I figured out that, inside of My, using std::to_string will use std:: free function if it exists and will use My:: otherwise. Then, outside of namespace My, it is sufficient to do using My::to_string to cover both cases. Fine so far.

Then I used the same technique inside member function A::to_string to avoid preferring the function itself instead of free functions (the same will apply for any other member function).

Finally, I was a little surprised that to_string(vector<A>) compiles, although A is not forward-declared. That's where ADL kicks in, as I've understood. Disabling it (enclosing to_string into brackets) will cause compilation failure.

Now after the long story, here goes my question: why ADL does not work in this case for templated function, i.e. to_string(pair<T1, T2>)? And more importantly, how to fix it? I would be glad if it was not necessary to perform forward declarations, as in my use case the definition of to_string(vector<T>) is located in some base header file and the latter definitions are in different headers and are not supposed to be known at this time.

EDIT:

I tried to somehow "fake" needed forward declarations by some templates or even with some SFINAE, but it either led to ambiguities or to the same result. Finally, I came up with solution which uses member function to_string (but it could be any other name) of desired class. This requires to always implement this function if compatibility with to_string is desired, which in case of STL containers requires to inherit them and add the member function. But I believe that in this case ADL will never fail.

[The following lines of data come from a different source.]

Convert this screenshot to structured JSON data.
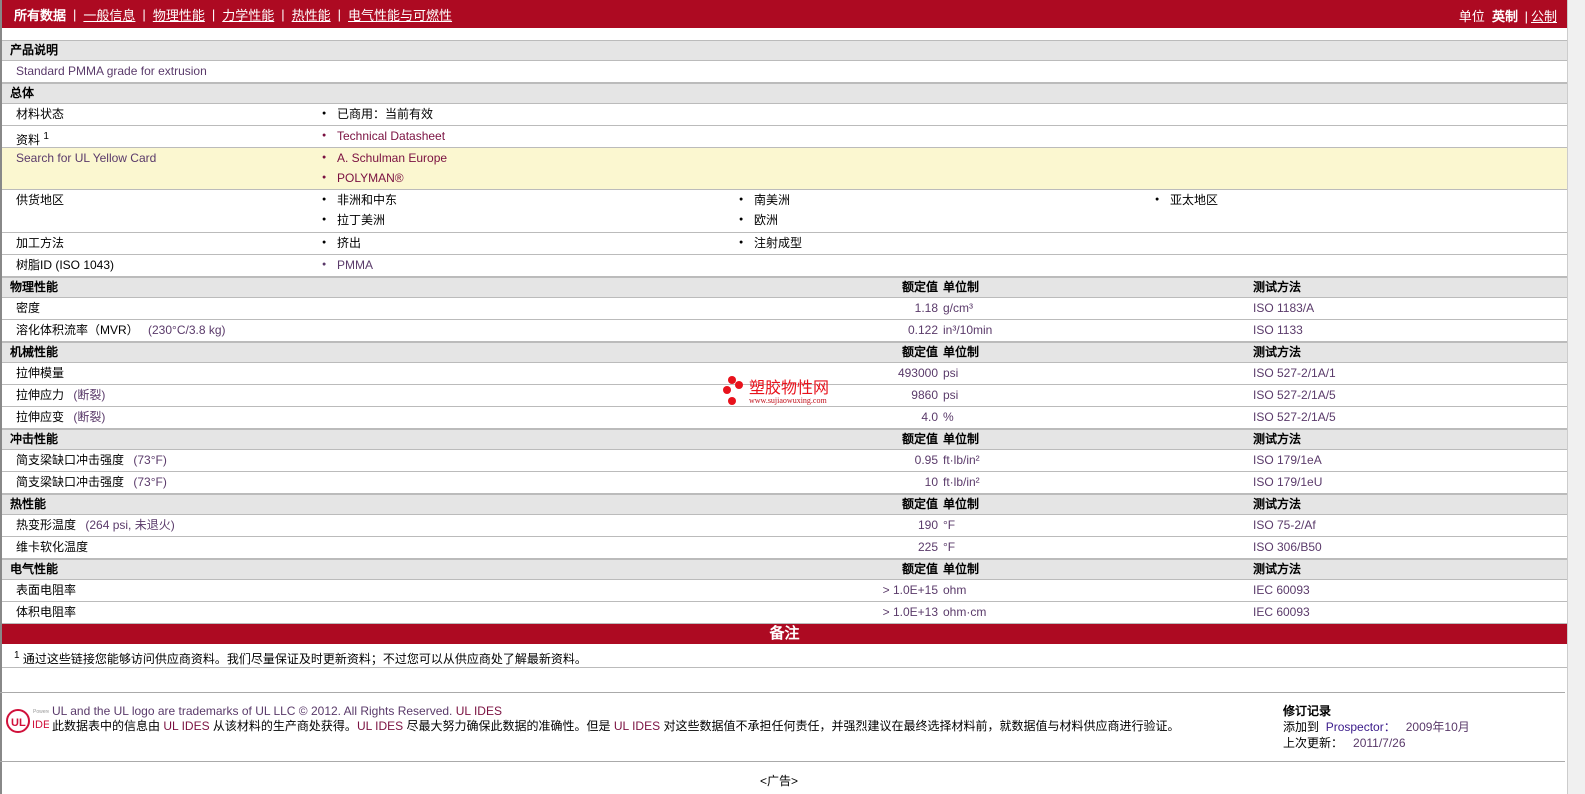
{
  "nav": {
    "items": [
      "所有数据",
      "一般信息",
      "物理性能",
      "力学性能",
      "热性能",
      "电气性能与可燃性"
    ],
    "units_label": "单位",
    "unit_english": "英制",
    "unit_metric": "公制"
  },
  "product_description": {
    "title": "产品说明",
    "text": "Standard PMMA grade for extrusion"
  },
  "general": {
    "title": "总体",
    "material_status": {
      "label": "材料状态",
      "value": "已商用：当前有效"
    },
    "literature": {
      "label": "资料",
      "sup": "1",
      "value": "Technical Datasheet"
    },
    "yellow_card": {
      "label": "Search for UL Yellow Card",
      "values": [
        "A. Schulman Europe",
        "POLYMAN®"
      ]
    },
    "availability": {
      "label": "供货地区",
      "values": [
        "非洲和中东",
        "南美洲",
        "亚太地区",
        "拉丁美洲",
        "欧洲"
      ]
    },
    "processing": {
      "label": "加工方法",
      "values": [
        "挤出",
        "注射成型"
      ]
    },
    "resin_id": {
      "label": "树脂ID (ISO 1043)",
      "value": "PMMA"
    }
  },
  "columns": {
    "nominal": "额定值",
    "unit": "单位制",
    "test": "测试方法"
  },
  "sections": [
    {
      "title": "物理性能",
      "rows": [
        {
          "name": "密度",
          "cond": "",
          "value": "1.18",
          "unit": "g/cm³",
          "test": "ISO 1183/A"
        },
        {
          "name": "溶化体积流率（MVR）",
          "cond": "(230°C/3.8 kg)",
          "value": "0.122",
          "unit": "in³/10min",
          "test": "ISO 1133"
        }
      ]
    },
    {
      "title": "机械性能",
      "rows": [
        {
          "name": "拉伸模量",
          "cond": "",
          "value": "493000",
          "unit": "psi",
          "test": "ISO 527-2/1A/1"
        },
        {
          "name": "拉伸应力",
          "cond": "(断裂)",
          "value": "9860",
          "unit": "psi",
          "test": "ISO 527-2/1A/5"
        },
        {
          "name": "拉伸应变",
          "cond": "(断裂)",
          "value": "4.0",
          "unit": "%",
          "test": "ISO 527-2/1A/5"
        }
      ]
    },
    {
      "title": "冲击性能",
      "rows": [
        {
          "name": "简支梁缺口冲击强度",
          "cond": "(73°F)",
          "value": "0.95",
          "unit": "ft·lb/in²",
          "test": "ISO 179/1eA"
        },
        {
          "name": "简支梁缺口冲击强度",
          "cond": "(73°F)",
          "value": "10",
          "unit": "ft·lb/in²",
          "test": "ISO 179/1eU"
        }
      ]
    },
    {
      "title": "热性能",
      "rows": [
        {
          "name": "热变形温度",
          "cond": "(264 psi, 未退火)",
          "value": "190",
          "unit": "°F",
          "test": "ISO 75-2/Af"
        },
        {
          "name": "维卡软化温度",
          "cond": "",
          "value": "225",
          "unit": "°F",
          "test": "ISO 306/B50"
        }
      ]
    },
    {
      "title": "电气性能",
      "rows": [
        {
          "name": "表面电阻率",
          "cond": "",
          "value": "> 1.0E+15",
          "unit": "ohm",
          "test": "IEC 60093"
        },
        {
          "name": "体积电阻率",
          "cond": "",
          "value": "> 1.0E+13",
          "unit": "ohm·cm",
          "test": "IEC 60093"
        }
      ]
    }
  ],
  "notes": {
    "title": "备注",
    "sup": "1",
    "text": "通过这些链接您能够访问供应商资料。我们尽量保证及时更新资料；不过您可以从供应商处了解最新资料。"
  },
  "footer": {
    "logo_text": "Powered by UL IDES",
    "line1": "UL and the UL logo are trademarks of UL LLC © 2012. All Rights Reserved.",
    "line1_link": "UL IDES",
    "p1": "此数据表中的信息由 ",
    "l1": "UL IDES",
    "p2": " 从该材料的生产商处获得。",
    "l2": "UL IDES",
    "p3": " 尽最大努力确保此数据的准确性。但是 ",
    "l3": "UL IDES",
    "p4": " 对这些数据值不承担任何责任，并强烈建议在最终选择材料前，就数据值与材料供应商进行验证。",
    "rev_title": "修订记录",
    "added_label": "添加到",
    "prospector": "Prospector：",
    "added_date": "2009年10月",
    "updated_label": "上次更新：",
    "updated_date": "2011/7/26"
  },
  "ad": "<广告>",
  "watermark": {
    "name": "塑胶物性网",
    "url": "www.sujiaowuxing.com"
  }
}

Here are modified parts of the code:

template <typename T,
          typename Fun = decltype(&T::to_string),
          typename = std::enable_if_t<
              std::is_member_function_pointer<Fun>::value>>
string to_string(const T& rhs)
{
    return rhs.to_string();
}

template <typename T>
struct Vector : public vector<T> {
    using vector<T>::vector;

    string to_string() const
    {
        using My::to_string;    //< avoid using `Vector::to_string`
        string str("");
        for (const auto& e : *this) {
            str += to_string(e) + " ";
        }
        return str;
    }
};

template <typename T1, typename T2>
struct Pair : public pair<T1, T2> {
    using pair<T1, T2>::pair;

    string to_string() const
    {
        using My::to_string;    //< avoid using `Pair::to_string`
        return to_string(this->first) + " " + to_string(this->second);
    }
};

However, one has to replace vectors and pairs with Vectors and Pairs. (Free function to_string(A) is not needed any more).

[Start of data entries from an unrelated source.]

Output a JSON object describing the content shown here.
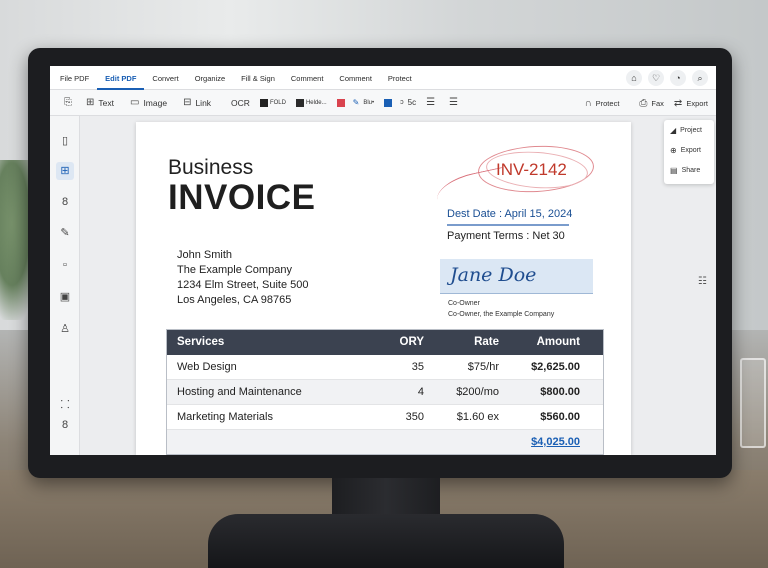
{
  "menu": {
    "items": [
      "File PDF",
      "Edit PDF",
      "Convert",
      "Organize",
      "Fill & Sign",
      "Comment",
      "Comment",
      "Protect"
    ],
    "active_index": 1,
    "right_icons": [
      "home-icon",
      "heart-icon",
      "gear-icon",
      "search-icon"
    ]
  },
  "toolbar": {
    "text_label": "Text",
    "image_label": "Image",
    "link_label": "Link",
    "ocr_label": "OCR",
    "bold_label": "FOLD",
    "font_label": "Helde...",
    "color_label": "Blu•",
    "size_label": "5c",
    "protect_label": "Protect",
    "fax_label": "Fax",
    "export_label": "Export"
  },
  "sidebar": {
    "icons": [
      "pages-icon",
      "edit-icon",
      "bookmark-icon",
      "pen-icon",
      "file-icon",
      "lock-icon",
      "user-icon",
      "link-icon",
      "settings-icon"
    ],
    "active_index": 1
  },
  "document": {
    "title_line1": "Business",
    "title_line2": "INVOICE",
    "invoice_number": "INV-2142",
    "due_date": "Dest Date : April 15, 2024",
    "payment_terms": "Payment Terms : Net 30",
    "billing": {
      "name": "John Smith",
      "company": "The Example Company",
      "street": "1234 Elm Street, Suite 500",
      "city": "Los Angeles, CA 98765"
    },
    "signature": {
      "name": "Jane Doe",
      "role": "Co-Owner",
      "company": "Co-Owner, the Example Company"
    },
    "table": {
      "headers": [
        "Services",
        "ORY",
        "Rate",
        "Amount"
      ],
      "rows": [
        [
          "Web Design",
          "35",
          "$75/hr",
          "$2,625.00"
        ],
        [
          "Hosting and Maintenance",
          "4",
          "$200/mo",
          "$800.00"
        ],
        [
          "Marketing Materials",
          "350",
          "$1.60 ex",
          "$560.00"
        ]
      ],
      "total": "$4,025.00"
    }
  },
  "right_panel": {
    "items": [
      "Project",
      "Export",
      "Share"
    ]
  },
  "colors": {
    "accent": "#1a5fb4",
    "table_header": "#3b4250",
    "annotation_red": "#c0392b"
  }
}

Other solutions, comments?

Answer 1

why ADL does not work in this case for templated function, i.e. to_string(pair<T1, T2>)?

ADL works by inspecting the namespaces associated with the types involved in a given call. It then will consider the appropriate overloads found in those namespaces and select the best one.

to_string(vector<pair<string, int>>{{"a", 1}, {"b", 2}})

This call will select the overload My::to_string(const vector<T>&) and this in turns calls to_string(std::pair<std::string, int>).

ADL inspect then the namespaces associated with std::pair, std::string and int to look for the overload to_string(std::pair<...>). Since no such overload is defined in the namespace std it needs to find the definition previous to the call, but the overload My::to_string(const pair<T1, T2>&) is defined after. That's why you need to forward declare it.

Notice that you need to forward declare it because you also have this:

to_string(pair<string, vector<int>>)

---

If, on the other hand, you had something like:

to_string(vector<pair<string, My::A>>{{"a", {}}, {"b", {}}})

Then, one of the associated namespaces for the call will be My itself and the overload to_string(std::pair<...>) will be found without the need to forward declare it.